Indigenous unrest as US oil company threatened with eviction from Amazon
Indigenous people have threatened to evict a US company, Hunt Oil, exploring for oil on their ancestral land in the Peruvian Amazon. FENAMAD, an indigenous organisation in south-east Peru, says that local people have also asked to speak directly to Hunt’s owners. Hunt is a private company whose CEO, Ray Hunt, is a long-standing associate of former US presidents George Bush and George W. Bush. Meanwhile, the Peruvian government is planning to disband Peru’s national organisation representing indigenous people in the Amazon, known by its Spanish acronym AIDESEP. The proposal for AIDESEP’s dissolution was made by Peru’s Ministry of Justice. It is based on the claim that AIDESEP is ‘flagrantly violating’ its charter and undermining ‘public order’.

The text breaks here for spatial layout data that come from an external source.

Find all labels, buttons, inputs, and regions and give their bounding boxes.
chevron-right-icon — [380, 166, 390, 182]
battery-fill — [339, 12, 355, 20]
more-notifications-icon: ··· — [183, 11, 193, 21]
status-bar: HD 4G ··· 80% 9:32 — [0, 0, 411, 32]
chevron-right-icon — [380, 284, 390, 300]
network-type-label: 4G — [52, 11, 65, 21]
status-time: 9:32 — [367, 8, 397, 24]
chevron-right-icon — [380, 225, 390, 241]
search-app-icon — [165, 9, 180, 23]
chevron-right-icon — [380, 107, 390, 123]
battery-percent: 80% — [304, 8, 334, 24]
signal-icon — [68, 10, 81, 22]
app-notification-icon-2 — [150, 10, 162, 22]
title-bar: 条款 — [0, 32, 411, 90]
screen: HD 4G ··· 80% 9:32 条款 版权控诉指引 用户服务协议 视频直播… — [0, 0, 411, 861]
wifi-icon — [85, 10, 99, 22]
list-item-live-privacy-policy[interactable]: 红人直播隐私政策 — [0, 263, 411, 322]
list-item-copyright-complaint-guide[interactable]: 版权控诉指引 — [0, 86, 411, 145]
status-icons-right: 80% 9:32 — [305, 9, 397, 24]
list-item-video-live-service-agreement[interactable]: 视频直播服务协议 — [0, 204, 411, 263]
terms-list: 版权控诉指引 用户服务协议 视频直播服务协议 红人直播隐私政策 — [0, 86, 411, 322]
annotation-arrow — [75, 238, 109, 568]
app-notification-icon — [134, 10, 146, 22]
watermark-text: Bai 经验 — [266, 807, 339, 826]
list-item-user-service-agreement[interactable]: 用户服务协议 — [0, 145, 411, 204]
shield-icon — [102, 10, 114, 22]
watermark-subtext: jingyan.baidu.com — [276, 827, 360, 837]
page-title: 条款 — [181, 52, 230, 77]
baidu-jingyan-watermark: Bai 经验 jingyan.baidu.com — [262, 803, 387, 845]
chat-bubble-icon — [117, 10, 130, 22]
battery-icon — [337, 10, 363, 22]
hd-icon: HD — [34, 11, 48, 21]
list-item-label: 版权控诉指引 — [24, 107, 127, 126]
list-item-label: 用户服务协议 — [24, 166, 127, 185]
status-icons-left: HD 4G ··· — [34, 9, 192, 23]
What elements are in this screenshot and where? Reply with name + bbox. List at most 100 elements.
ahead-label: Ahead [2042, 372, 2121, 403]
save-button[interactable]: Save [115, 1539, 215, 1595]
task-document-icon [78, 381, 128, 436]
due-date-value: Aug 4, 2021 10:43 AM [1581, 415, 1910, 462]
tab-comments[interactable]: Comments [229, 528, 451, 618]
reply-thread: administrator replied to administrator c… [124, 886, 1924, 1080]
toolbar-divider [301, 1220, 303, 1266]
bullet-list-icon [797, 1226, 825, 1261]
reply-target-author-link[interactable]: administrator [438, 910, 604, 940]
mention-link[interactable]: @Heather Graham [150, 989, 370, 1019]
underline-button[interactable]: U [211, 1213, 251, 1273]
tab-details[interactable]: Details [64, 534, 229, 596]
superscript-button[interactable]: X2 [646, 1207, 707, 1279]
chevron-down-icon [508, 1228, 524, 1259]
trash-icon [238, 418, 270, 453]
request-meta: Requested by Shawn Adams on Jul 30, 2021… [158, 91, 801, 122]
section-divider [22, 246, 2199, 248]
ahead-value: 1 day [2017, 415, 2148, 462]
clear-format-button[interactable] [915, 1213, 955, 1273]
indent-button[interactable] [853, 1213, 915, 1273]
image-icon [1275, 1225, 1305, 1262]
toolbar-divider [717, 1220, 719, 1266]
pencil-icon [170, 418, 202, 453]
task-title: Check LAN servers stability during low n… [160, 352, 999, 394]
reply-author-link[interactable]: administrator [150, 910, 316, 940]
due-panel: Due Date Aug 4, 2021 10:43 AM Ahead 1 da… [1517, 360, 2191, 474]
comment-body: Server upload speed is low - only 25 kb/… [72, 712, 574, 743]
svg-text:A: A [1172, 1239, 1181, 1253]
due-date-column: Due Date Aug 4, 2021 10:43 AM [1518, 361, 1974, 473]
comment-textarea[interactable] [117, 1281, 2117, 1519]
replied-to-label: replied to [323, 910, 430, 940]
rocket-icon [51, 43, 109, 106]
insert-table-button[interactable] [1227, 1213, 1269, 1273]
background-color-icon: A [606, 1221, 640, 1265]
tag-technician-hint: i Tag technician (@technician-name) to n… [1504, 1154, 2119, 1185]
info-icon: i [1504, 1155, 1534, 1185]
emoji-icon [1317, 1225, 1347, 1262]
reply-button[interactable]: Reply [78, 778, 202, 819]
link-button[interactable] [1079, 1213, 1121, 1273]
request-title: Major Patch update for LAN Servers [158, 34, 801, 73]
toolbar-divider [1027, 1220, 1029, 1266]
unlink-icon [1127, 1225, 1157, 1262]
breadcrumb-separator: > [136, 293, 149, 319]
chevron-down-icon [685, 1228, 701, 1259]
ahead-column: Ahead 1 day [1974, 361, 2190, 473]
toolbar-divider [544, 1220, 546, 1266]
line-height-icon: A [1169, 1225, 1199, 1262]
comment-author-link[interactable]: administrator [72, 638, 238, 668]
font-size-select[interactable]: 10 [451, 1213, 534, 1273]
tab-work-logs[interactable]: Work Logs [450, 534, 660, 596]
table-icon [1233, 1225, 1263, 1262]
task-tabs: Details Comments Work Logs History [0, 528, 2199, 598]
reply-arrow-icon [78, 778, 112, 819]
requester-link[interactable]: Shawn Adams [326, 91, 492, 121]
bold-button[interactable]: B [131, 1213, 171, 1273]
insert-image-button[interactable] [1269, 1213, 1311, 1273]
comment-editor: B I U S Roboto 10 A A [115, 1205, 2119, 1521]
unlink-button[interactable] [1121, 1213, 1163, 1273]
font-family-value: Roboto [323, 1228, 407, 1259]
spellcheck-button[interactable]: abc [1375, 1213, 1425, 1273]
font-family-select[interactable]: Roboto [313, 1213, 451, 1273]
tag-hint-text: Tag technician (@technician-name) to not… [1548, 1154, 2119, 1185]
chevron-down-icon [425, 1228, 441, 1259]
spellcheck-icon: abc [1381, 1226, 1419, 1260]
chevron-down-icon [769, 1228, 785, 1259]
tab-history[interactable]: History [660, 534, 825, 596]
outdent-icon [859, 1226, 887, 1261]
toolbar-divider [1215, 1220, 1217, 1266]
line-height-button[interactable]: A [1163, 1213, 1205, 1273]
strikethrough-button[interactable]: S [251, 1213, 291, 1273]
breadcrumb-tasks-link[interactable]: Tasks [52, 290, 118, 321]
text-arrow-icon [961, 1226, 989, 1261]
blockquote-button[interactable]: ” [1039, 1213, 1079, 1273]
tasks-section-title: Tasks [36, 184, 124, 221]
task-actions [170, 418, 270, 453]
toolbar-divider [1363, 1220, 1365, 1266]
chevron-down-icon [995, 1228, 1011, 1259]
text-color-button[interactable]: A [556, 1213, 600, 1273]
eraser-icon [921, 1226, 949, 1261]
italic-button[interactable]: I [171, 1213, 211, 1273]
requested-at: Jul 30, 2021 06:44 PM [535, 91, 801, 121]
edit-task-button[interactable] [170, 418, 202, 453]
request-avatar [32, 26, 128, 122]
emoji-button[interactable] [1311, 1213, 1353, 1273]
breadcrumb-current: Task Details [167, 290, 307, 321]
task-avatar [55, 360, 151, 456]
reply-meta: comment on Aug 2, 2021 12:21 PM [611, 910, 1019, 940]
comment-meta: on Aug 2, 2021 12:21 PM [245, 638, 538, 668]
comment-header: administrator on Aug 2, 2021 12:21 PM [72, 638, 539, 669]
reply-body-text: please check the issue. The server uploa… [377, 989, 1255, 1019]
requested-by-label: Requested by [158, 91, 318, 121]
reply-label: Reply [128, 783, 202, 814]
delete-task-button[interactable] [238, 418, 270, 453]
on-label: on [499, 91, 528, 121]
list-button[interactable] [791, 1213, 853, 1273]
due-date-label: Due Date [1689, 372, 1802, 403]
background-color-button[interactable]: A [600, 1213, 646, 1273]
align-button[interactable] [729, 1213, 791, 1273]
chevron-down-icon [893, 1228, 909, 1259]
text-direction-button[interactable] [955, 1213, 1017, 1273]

Contact: Survival International
www.survivalinternational.org

Blow to Malaysian palm oil industry as UK bans ad
An advert for Malaysian palm oil has been banned in the UK, dealing a major blow to the credibility of Malaysia’s palm oil industry. Members of the hunter-gatherer Penan tribe in Borneo have welcomed the ban, saying, ‘Oil palm plantations have not benefited us at all; they have only robbed us of our resources and land.’ The UK’s Advertising Standards Agency banned the magazine advert, placed by the Malaysian Palm Oil Council. The advert claimed that Malaysian palm oil was ‘sustainable’ and contributed to ‘the alleviation of poverty, especially amongst rural populations.’
Contact:
Advertising Standards Authority
www.asa.org.uk
Survival International
www.survivalinternational.org

ICMM publication to help mining industry with human rights
In October, the International Council on Mining and Metals published a report; ‘Human Rights in the Metals & Mining Industry: Overview, Management Approach and Issues’, which aims to describe a set of overarching design principles that provide basic, high-level guidance for companies developing complaints mechanisms. The publication also outlines some basic criteria to help operations ‘assess the nature of and potential for complaints’ and so to develop a mechanism most appropriate to their situation, and sets out various ways in which global headquarters of companies can develop ‘group-wide procedures’ to support best practice locally. The main audience for the guidance is ICMM’s members and other interested companies in the mining industry.